When I tried running DADA2 via (with no extra trimming or truncation) most of the forward and reverse reads did successfully merge, so that’s possibly further confirmation that the initial trimming was likely done (at least mostly) at the beginning of the reads, since there is apparently still enough overlap for merging.
Do other people agree with my reasoning here (i.e. that the "raw" reads aren't actually raw, and have actually already been trimmed to at least remove the primers)?
Or could there be some other explanation?
I wish Novogene gave a more precise description of what they've done on their end.
Question 2: Why are there V3–V4 primer sequences in the middle of some of my reads, and what should I do about that?
Even though the V3–V4 primers appear to have been trimmed away from the beginnings of the 'RawData' reads already, I still found them within some of the reads, just not right at the beginning, which is weird to me (see below). What does this mean?
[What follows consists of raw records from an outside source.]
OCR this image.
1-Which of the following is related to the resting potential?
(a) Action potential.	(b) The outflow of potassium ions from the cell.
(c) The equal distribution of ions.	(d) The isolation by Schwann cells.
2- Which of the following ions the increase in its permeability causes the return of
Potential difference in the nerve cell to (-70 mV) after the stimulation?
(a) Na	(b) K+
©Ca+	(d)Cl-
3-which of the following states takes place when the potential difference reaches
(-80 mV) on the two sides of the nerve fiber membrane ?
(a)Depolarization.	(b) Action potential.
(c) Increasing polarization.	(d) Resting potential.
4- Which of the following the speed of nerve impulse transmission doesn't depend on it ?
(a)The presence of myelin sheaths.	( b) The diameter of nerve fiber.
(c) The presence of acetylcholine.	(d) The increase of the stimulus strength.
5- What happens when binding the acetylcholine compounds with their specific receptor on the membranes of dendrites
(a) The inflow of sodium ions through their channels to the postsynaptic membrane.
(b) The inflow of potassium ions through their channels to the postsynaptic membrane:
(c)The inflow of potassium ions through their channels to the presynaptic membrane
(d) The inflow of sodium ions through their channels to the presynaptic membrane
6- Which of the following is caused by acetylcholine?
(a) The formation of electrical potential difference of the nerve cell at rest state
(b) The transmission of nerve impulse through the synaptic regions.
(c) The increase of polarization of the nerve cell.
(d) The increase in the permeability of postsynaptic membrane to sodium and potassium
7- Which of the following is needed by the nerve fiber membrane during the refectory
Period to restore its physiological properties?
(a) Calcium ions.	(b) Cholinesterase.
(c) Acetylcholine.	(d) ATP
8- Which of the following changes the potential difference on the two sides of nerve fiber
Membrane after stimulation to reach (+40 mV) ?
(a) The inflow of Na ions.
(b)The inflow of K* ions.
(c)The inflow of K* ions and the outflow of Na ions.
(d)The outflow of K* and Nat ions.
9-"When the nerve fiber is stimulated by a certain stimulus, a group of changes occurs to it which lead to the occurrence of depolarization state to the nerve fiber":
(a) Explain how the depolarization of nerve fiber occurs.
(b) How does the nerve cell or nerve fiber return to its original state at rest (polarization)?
For example, the F primer sequence CCTAYGGGRBGCASCAG is found in these forward reads:
@A01426:481:HFYHFDRX2:1:2103:18222:23938 1:N:0:TACGACGT+CCATGAAC GGCGACGATCCTTAGCTGGTCTGAGAGGATGATCAGCCACACTGGGACTGAGACACGGCCCAGACTCCTACGGGAGGCAGCAGTGGGGAATCTTGGACAATGGGCGAAAGCCTGATCCAGCCATGCCGCGTGAGTGATGAAGGCGTTAGGGGGGTAAAGCTCTTTTGGCCGGGAGGATGATGGCAGTGCCGGGCGGGTCTGGTCGGGGGGCGGCGGGGGCGGGGGGG
@A01426:481:HFYHFDRX2:1:2115:12843:7294 1:N:0:TACGACGT+CCATGAAC ATACCCCCGTAGTCCCGAAACAGATACCCATGTAGTCCGCTCATAGAGAGGGATGCTCTTCCGATGTCCTATGGGAGGCAGCAGTGGGGAATCTTGCACAATGGAGGAAACTCTGATGCAGCGATGCCGCGTGAGTGAAGACGGCCTTTGGGTTGTAAAGCTCTTTTGTAGGGGAAGATAATGACTGTAACCTAAGAATAAGGTCCGGCTAACTTCGTGCCCGCAGC
And the R primer sequence GGACTACNNGGGTATCTAAT is found in these reverse reads:
@A01426:481:HFYHFDRX2:1:2128:10022:6543 2:N:0:TACGACGT+CCATGAAC GTTTCGGGACTACACGGGTATCTAATCCTGTTTGATCCCCACGCTTTCGTGTCTCAGCGTCAGTTACAATTTAGCAAGCTGCCTTCGCAATCGGTGTTCTGTGTGATCTCTAAGCATTTCACCGCTACACCACACATTCCGCCTACTTCAATTGTACTCAAGAATATCAGTTTCTATGGCAGTTCTACAGTTAAGCTGTAGGCTTTCACCACTGACTTAATACC
@A01426:481:HFYHFDRX2:1:2134:2871:31203 2:N:0:TACGACGT+CCATGAAC TCTGCTGCATCCAGGAGGCTGATCGAGTTGTTTAGGGACTACGAGGGTATCTAATACTGTTTGCTCCCCACGCTTTCGTGCATGAGCGTCATTGTTATCCCAGGGGGCTGCCTTCGCCAATGGTATTCCTCCACAGATCTACGCATTTCACTGCTAAACGTGGAATTCTACAACCCTATGACACACACTAGATATACAGTCACATGCGCAATACCCAGGTTAAG
Sorry for the not-very--related post, but if anyone has any insights, please do let me know. I am still very much a noob and have much to learn!